1)操作系统
cat /etc/issue
CentOS release 6.9 (Final)
Kernel \r on an \m
cat /proc/version
Linux version 2.6.32-696.el6.x86_64 (mockbuild@c1bm.rdu2.centos.org) (gcc version 4.4.7 20120313 (Red Hat 4.4.7-18) (GCC) ) #1 SMP Tue Mar 21 19:29:05 UTC 2017
2)mysql数据库版本
mysql --version
mysql Ver 14.14 Distrib 5.6.26, for linux-glibc2.5 (x86_64) using EditLine wrapper
2. 问题描述
2.1 发现问题
数据库监控报某个从库 sql 线程停掉,查看报错如下:
[Slave_IO_State:Waiting for master to send event]

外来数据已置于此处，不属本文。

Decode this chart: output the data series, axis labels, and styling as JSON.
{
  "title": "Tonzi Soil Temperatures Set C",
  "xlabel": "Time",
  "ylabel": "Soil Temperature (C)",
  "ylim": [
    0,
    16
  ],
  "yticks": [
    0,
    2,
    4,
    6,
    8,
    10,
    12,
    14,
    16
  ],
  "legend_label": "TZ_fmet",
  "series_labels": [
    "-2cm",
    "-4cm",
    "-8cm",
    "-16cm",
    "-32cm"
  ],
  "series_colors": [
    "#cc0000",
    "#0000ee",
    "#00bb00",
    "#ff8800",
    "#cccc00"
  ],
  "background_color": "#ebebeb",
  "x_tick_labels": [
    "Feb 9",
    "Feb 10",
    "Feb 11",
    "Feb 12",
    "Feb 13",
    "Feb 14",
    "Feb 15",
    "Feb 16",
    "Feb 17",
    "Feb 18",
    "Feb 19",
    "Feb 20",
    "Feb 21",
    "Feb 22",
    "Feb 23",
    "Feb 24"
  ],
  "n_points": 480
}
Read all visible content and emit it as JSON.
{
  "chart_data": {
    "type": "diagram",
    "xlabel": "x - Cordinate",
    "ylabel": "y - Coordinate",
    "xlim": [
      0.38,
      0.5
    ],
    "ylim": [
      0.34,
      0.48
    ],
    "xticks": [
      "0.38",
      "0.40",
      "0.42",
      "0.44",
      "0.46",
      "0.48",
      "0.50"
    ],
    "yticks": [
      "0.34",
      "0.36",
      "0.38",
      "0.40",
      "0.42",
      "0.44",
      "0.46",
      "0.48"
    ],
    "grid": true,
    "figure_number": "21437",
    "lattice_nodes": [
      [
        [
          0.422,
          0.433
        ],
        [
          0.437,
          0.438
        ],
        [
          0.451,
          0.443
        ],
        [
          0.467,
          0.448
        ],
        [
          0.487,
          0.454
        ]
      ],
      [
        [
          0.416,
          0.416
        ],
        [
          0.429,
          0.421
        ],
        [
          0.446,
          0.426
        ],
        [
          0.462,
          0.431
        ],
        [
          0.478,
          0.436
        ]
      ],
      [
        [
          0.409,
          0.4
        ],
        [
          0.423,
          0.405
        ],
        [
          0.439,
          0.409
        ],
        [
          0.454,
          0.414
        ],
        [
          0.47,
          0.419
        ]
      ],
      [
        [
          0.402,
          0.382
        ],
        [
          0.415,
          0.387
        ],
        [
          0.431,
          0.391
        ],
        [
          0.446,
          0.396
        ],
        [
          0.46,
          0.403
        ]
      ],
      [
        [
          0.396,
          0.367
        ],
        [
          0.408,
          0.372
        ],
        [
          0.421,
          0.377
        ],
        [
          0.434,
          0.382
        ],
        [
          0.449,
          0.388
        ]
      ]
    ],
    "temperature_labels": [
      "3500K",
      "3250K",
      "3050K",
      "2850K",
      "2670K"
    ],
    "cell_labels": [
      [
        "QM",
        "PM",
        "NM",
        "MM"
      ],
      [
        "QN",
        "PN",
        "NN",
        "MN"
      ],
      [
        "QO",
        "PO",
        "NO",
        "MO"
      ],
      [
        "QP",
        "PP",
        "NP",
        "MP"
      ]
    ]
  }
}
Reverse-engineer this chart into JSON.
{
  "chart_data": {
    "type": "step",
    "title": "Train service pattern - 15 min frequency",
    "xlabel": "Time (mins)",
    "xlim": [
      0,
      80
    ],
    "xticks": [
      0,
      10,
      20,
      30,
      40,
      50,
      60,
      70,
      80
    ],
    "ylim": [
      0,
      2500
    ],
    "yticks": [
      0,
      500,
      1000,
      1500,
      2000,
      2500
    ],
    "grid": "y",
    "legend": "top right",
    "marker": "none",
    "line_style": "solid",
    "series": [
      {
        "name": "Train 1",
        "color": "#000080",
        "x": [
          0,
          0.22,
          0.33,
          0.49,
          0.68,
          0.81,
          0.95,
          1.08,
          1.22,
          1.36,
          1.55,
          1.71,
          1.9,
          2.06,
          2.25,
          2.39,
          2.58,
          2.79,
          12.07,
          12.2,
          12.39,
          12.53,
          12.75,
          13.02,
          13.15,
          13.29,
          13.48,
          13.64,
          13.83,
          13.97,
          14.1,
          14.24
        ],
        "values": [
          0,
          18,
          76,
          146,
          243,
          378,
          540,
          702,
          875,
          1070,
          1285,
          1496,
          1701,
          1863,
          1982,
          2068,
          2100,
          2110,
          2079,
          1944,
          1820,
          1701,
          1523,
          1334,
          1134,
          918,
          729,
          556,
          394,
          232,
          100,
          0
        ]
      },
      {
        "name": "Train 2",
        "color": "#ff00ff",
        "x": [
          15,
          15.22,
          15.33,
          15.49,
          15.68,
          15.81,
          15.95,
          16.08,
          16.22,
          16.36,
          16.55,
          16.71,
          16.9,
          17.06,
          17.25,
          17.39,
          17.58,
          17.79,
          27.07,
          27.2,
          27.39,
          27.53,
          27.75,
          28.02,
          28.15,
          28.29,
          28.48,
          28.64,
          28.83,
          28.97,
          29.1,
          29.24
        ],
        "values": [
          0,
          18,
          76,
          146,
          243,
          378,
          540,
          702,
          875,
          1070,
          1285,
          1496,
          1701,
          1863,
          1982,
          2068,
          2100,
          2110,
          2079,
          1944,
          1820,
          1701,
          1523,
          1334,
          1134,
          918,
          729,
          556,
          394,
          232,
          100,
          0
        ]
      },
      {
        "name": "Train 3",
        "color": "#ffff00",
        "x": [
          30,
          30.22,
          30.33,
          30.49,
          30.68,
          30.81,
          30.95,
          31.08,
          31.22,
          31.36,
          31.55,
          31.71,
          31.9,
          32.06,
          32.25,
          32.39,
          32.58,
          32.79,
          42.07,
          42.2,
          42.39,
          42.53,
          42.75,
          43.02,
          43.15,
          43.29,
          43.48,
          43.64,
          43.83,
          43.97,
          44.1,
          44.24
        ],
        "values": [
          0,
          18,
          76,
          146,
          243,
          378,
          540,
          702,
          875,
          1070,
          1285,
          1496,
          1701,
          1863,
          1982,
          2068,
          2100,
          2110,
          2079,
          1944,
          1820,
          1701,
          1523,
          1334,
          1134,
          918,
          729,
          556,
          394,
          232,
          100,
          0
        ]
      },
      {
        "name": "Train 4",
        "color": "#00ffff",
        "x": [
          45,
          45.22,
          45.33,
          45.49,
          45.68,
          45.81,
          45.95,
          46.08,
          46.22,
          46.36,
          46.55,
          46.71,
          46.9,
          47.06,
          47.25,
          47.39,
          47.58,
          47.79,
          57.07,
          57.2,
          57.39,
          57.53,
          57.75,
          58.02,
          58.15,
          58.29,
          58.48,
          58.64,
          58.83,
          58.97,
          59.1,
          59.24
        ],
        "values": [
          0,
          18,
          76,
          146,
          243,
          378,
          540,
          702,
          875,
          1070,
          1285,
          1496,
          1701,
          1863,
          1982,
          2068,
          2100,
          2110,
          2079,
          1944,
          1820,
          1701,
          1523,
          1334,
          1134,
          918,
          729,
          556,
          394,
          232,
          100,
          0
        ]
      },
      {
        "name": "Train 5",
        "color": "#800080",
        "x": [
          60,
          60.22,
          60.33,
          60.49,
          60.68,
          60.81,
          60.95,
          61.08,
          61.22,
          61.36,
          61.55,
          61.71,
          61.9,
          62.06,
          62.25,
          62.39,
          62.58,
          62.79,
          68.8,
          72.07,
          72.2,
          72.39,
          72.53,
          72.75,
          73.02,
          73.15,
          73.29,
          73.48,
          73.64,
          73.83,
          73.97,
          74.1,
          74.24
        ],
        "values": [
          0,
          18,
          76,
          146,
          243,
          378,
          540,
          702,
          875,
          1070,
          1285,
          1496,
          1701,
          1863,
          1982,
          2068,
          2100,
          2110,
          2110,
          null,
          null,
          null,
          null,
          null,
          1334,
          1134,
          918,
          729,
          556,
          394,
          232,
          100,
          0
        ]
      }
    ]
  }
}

[Master_Host:xxx.xxx.xxx.xxx]
[Master_User:replnew]
[Master_Port:3306]
[Connect_Retry:60]
[Master_Log_File:logs.001426]
[Read_Master_Log_Pos:572692288]
[Relay_Log_File:service-db02-relay-bin.003830]
[Relay_Log_Pos:119533555]
[Relay_Master_Log_File:logs.001426]
[Slave_IO_Running:Yes]
[Slave_SQL_Running:No]
[Replicate_Do_DB:]
[Replicate_Ignore_DB:]
[Replicate_Do_Table:]
[Replicate_Ignore_Table:]
[Replicate_Wild_Do_Table:]
[Replicate_Wild_Ignore_Table:]
[Last_Errno:1197]
[Last_Error:Could not execute Update_rows event on table xxxx.xxxx; Multi-statement transaction required more than 'max_binlog_cache_size' bytes of storage; increase this mysqld variable and try again, Error_code: 1197; handler error HA_ERR_RBR_LOGGING_FAILED; the event's master log logs.001426, end_log_pos 455315297]
[Skip_Counter:0]
[Exec_Master_Log_Pos:119533397]
[Relay_Log_Space:572692668]
[Until_Condition:None]
[Until_Log_File:]
[Until_Log_Pos:0]
[Master_SSL_Allowed:No]
[Master_SSL_CA_File:]
[Master_SSL_CA_Path:]
[Master_SSL_Cert:]
[Master_SSL_Cipher:]
[Master_SSL_Key:]
[Seconds_Behind_Master:null]
[Master_SSL_Verify_Server_Cert:No]
[Last_IO_Errno:0]
[Last_IO_Error:]
[Last_SQL_Errno:1197]
[Last_SQL_Error:Could not execute Update_rows event on table xxxx.xxxx; Multi-statement transaction required more than 'max_binlog_cache_size' bytes of storage; increase this mysqld variable and try again, Error_code: 1197; handler error HA_ERR_RBR_LOGGING_FAILED; the event's master log logs.001426, end_log_pos 455315297]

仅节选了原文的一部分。